Of course all of this begs the question of whether the file can be corrupted in such a way that the checksum is still valid. This is called a preimage attack, and MD5 has been shown to be theoretically vulnerable. You should always use the most secure hash function available: SHA-2 and SHA-3 are good choices; MD5 and SHA-1 are more risky.

bonsaiviking
  • 11,666
  • 1
  • 29
  • 50
  • the last paragraph is incorrect, MD5 is vulnerable to collision attack (attacker can produce two different files with same hash with less than the theoretical 2^64 complexity, but they must be the producer of both files). MD5 is not vulnerable to second preimage attack (modify input, keep hash) https://crypto.stackexchange.com/questions/3441/is-a-second-preimage-attack-on-md5-feasible – Marek May 30 '18 at 08:19
  • @Marek Thanks for the clarification. The paragraph as written is technically correct: Aoki & Sasaki demonstrated a preimage attack with complexity of 2^123.4 in 2009. This is still beyond practical limits, but it demonstrates the general weakness of the algorithm and why it should be replaced by better ones when possible. – bonsaiviking May 30 '18 at 16:15
1

Files can get downloaded and passed around. At some point, they can be modified maliciously.

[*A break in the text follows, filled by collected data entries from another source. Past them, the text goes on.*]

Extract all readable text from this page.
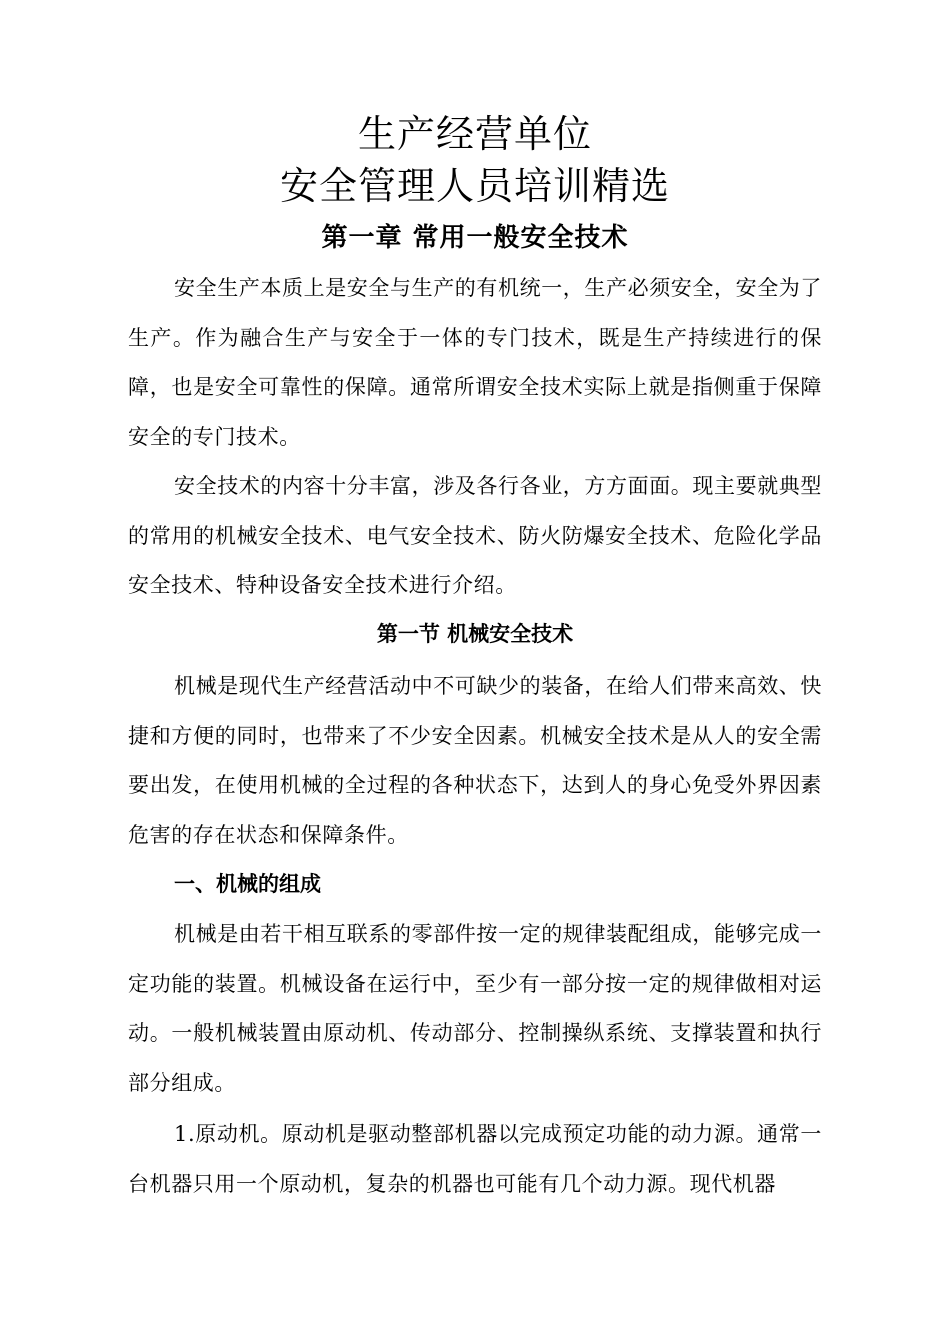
生产经营单位
安全管理人员培训精选
第一章 常用一般安全技术

安全生产本质上是安全与生产的有机统一，生产必须安全，安全为了生产。作为融合生产与安全于一体的专门技术，既是生产持续进行的保障，也是安全可靠性的保障。通常所谓安全技术实际上就是指侧重于保障安全的专门技术。

安全技术的内容十分丰富，涉及各行各业，方方面面。现主要就典型的常用的机械安全技术、电气安全技术、防火防爆安全技术、危险化学品安全技术、特种设备安全技术进行介绍。

第一节 机械安全技术

机械是现代生产经营活动中不可缺少的装备，在给人们带来高效、快捷和方便的同时，也带来了不少安全因素。机械安全技术是从人的安全需要出发，在使用机械的全过程的各种状态下，达到人的身心免受外界因素危害的存在状态和保障条件。

一、机械的组成

机械是由若干相互联系的零部件按一定的规律装配组成，能够完成一定功能的装置。机械设备在运行中，至少有一部分按一定的规律做相对运动。一般机械装置由原动机、传动部分、控制操纵系统、支撑装置和执行部分组成。

1.原动机。原动机是驱动整部机器以完成预定功能的动力源。通常一台机器只用一个原动机，复杂的机器也可能有几个动力源。现代机器
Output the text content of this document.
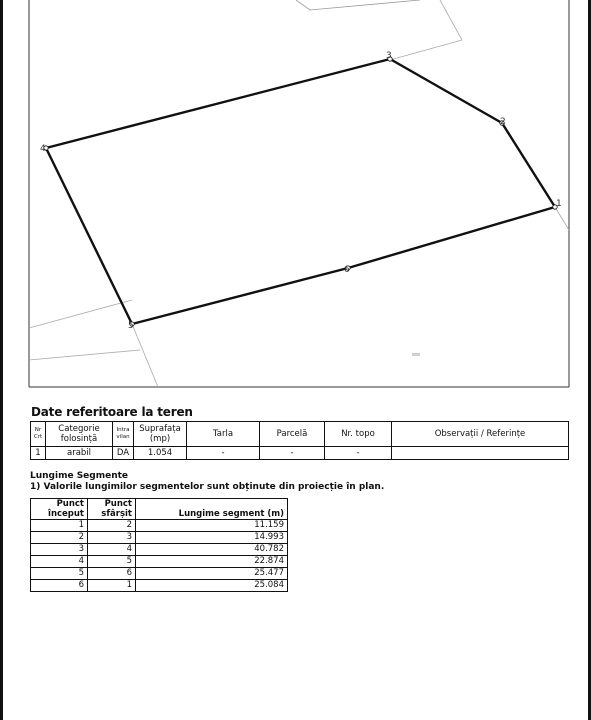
1
2
3
4
5
6
Date referitoare la teren
Nr Crt	Categorie folosință	Intra vilan	Suprafața (mp)	Tarla	Parcelă	Nr. topo	Observații / Referințe
1	arabil	DA	1.054	-	-	-	
Lungime Segmente
1) Valorile lungimilor segmentelor sunt obținute din proiecție în plan.
Punct început	Punct sfârșit	Lungime segment (m)
1	2	11.159
2	3	14.993
3	4	40.782
4	5	22.874
5	6	25.477
6	1	25.084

By posting the checksum on a site, it provides a 2nd vector of verification. In order for a bad actor to be successful, they will also have to be able to hack the vendor's website and modify the hash (checksum).

schroeder
  • 129,372
  • 55
  • 299
  • 340
1

No.

Checksums are only there to verify your download, in order to prevent transfer errors.

Of course, a man in the middle could present a fake directory, with infected binary files and correct recreated checksums lists.

The way to prevent this is to sign your checksums with PGP or S/Mime.

Else you could checksum your checksum list and send the result via a securised way (real paper mail, phone or another crypted and/or non-internet way).